Two days ago was a pretty exciting day in the crypto magical world. The mini bull run we saw in Bitcoin and some other altcoins (such as ADA, ONT, TRX, and EOS) turned people bullish too soon.
BTC was trying to accomplish the mission of bullishly breaking the triangle formation that has been developed since February, but the bears had other plans and kept BTC inside the triangle territory, as for now.
ETH, like Bitcoin, made an attempt to break the formation above, but only managed to spike the upper triangle’s trend-line and then turned immediately back in. The breakout took ETH to the $234.9 price level (Bitfinex price), but the 4-hours candle closed just below 230$ at 229.84$.
Notice that the long wick above the breakout candle was formed by a massive amount of limit sell orders placed above the triangle’s trend line. This was what we have warned about in our previous ETH price analysis.
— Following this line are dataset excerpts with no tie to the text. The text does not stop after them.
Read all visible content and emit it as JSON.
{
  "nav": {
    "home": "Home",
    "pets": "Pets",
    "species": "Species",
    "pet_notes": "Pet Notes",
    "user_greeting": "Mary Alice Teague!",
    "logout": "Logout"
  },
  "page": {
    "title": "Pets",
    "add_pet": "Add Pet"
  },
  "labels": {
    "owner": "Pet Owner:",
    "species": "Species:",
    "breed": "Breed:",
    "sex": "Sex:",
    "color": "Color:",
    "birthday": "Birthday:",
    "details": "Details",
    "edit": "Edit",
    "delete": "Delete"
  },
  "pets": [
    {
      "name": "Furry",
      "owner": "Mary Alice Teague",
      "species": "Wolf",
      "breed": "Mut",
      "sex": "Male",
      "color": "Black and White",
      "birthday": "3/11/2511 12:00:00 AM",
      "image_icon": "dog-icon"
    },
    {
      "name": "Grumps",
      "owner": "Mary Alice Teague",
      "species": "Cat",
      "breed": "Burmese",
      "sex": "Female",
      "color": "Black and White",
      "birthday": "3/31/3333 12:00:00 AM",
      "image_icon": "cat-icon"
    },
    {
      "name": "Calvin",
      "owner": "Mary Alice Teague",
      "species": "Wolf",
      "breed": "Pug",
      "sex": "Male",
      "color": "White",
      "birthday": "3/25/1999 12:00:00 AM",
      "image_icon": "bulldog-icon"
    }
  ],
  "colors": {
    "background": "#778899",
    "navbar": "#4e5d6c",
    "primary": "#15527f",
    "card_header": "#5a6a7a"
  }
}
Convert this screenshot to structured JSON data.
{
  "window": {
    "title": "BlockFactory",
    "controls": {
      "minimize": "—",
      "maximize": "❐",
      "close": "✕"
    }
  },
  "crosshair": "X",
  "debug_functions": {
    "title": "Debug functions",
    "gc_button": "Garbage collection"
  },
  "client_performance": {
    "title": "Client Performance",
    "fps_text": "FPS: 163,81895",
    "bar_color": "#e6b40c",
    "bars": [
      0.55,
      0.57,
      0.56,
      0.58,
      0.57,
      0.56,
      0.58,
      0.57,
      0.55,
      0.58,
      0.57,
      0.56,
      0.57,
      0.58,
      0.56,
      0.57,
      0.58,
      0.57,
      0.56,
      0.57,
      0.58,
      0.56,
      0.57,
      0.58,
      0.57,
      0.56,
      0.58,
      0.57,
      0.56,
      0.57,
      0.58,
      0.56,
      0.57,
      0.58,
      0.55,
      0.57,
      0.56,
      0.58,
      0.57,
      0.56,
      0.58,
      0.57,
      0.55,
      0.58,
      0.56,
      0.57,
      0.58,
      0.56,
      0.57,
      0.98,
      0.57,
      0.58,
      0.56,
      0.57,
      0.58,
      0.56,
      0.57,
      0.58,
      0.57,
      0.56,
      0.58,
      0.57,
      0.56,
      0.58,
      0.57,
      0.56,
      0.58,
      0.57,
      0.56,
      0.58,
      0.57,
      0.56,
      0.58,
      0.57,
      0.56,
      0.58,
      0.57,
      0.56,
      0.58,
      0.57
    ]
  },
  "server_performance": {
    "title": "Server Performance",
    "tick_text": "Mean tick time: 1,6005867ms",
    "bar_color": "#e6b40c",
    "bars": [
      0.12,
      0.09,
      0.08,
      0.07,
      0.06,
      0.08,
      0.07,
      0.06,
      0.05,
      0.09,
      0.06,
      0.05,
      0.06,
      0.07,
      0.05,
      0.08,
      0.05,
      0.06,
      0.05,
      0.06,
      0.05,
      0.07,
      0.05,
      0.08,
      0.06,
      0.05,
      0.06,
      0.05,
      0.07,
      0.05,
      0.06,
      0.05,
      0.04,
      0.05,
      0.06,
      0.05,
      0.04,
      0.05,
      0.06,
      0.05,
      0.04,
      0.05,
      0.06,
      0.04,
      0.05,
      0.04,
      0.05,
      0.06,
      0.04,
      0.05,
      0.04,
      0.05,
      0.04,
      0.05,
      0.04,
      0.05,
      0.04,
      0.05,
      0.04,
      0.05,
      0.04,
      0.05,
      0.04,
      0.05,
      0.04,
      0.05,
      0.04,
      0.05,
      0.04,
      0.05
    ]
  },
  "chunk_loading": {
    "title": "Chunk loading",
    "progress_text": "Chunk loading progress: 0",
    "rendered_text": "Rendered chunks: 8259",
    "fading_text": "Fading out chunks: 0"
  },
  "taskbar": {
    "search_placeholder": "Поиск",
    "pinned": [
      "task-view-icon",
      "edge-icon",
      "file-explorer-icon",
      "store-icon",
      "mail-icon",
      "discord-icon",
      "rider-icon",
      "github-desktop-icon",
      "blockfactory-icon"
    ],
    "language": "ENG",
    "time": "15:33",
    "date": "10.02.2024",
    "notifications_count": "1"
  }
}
It wasn’t a clear “shooting-star” kind of candle (which is a bearish signal when it appears on the top of a possible movement), but it wasn’t for sure the kind of break out we wanted to see.
Looking at the 4 hours chart
ETH has re-drawn the triangle’s trend lines, and as we can see, ETH met the lower triangle’s trend-line one more time during the last 24 hours. From there, it spiked shortly afterward.
At the moment, the triangle formation doesn’t give enough clues to possible targets a breakout might take ETH to.
Our targets stay the same
– A substantial break out above the upper trend line with an impressive amount of volume (and holds the break until candle close) will be the sign of bulls winning. This will set the first mini target at 250$ and from there to the next resistance area at 270$.
– A strong move down past the $214 level will be a bearish sign, which could lead a much more bearish target at $170 – $180.